There are plenty of Junos in the world, empowered by their reproductive freedom. But there are far more Otilias, women who are psychologically crippled by restrictions on those freedoms. Many of these Otilias exist in America's present and past, and their absence from the big screen in favor of a parade of winsome young mamas (see "Saved," "Waitress," "Knocked Up" and "Juno") says a lot about our national psyche.
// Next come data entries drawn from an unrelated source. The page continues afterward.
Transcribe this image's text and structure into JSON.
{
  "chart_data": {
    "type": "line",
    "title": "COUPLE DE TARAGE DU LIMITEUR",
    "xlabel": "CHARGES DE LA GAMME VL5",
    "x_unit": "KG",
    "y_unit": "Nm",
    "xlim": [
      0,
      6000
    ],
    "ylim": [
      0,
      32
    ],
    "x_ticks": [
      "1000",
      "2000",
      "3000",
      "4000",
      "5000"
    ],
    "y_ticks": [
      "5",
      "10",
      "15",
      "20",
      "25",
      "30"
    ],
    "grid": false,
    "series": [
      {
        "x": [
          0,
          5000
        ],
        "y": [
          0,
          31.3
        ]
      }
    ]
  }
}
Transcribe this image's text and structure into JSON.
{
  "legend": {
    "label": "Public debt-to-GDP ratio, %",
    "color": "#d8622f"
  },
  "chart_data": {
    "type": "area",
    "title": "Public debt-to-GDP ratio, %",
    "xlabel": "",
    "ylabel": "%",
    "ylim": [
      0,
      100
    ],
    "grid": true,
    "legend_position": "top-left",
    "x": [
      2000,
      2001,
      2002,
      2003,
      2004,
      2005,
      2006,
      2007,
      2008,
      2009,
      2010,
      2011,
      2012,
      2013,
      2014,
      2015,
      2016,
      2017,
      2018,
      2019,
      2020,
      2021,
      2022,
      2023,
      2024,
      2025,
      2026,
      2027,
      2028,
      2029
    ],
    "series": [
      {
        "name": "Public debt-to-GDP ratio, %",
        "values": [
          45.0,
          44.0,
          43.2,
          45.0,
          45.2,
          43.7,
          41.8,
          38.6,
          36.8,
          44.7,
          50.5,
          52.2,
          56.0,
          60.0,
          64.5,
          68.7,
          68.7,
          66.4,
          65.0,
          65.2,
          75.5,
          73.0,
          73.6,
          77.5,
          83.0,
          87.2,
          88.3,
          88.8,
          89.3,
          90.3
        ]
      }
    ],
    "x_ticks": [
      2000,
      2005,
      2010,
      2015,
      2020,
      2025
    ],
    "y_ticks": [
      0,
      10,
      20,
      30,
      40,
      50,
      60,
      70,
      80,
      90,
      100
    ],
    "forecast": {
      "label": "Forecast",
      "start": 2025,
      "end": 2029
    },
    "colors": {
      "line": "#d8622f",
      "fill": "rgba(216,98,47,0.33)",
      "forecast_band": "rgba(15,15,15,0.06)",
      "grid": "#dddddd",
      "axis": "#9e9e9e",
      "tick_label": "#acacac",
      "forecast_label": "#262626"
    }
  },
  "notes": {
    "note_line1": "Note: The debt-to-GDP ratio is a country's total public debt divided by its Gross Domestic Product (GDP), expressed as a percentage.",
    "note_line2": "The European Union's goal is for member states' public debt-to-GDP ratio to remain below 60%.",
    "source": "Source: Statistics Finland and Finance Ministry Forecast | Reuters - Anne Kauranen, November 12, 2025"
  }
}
Where are the movies about American Otilias? And where are the movies about the women whose paths lie in between these two extremes — who may be legally able to do whatever they want with their bodies but feel pressure from parents, boyfriends, employers, communities and the religious right, pressure that limits their freedom to choose? In today's climate, it's hard to imagine a movie that honors these women, a movie that treats abortion as neither a mortal danger nor a tossed-out option on the road to babyland.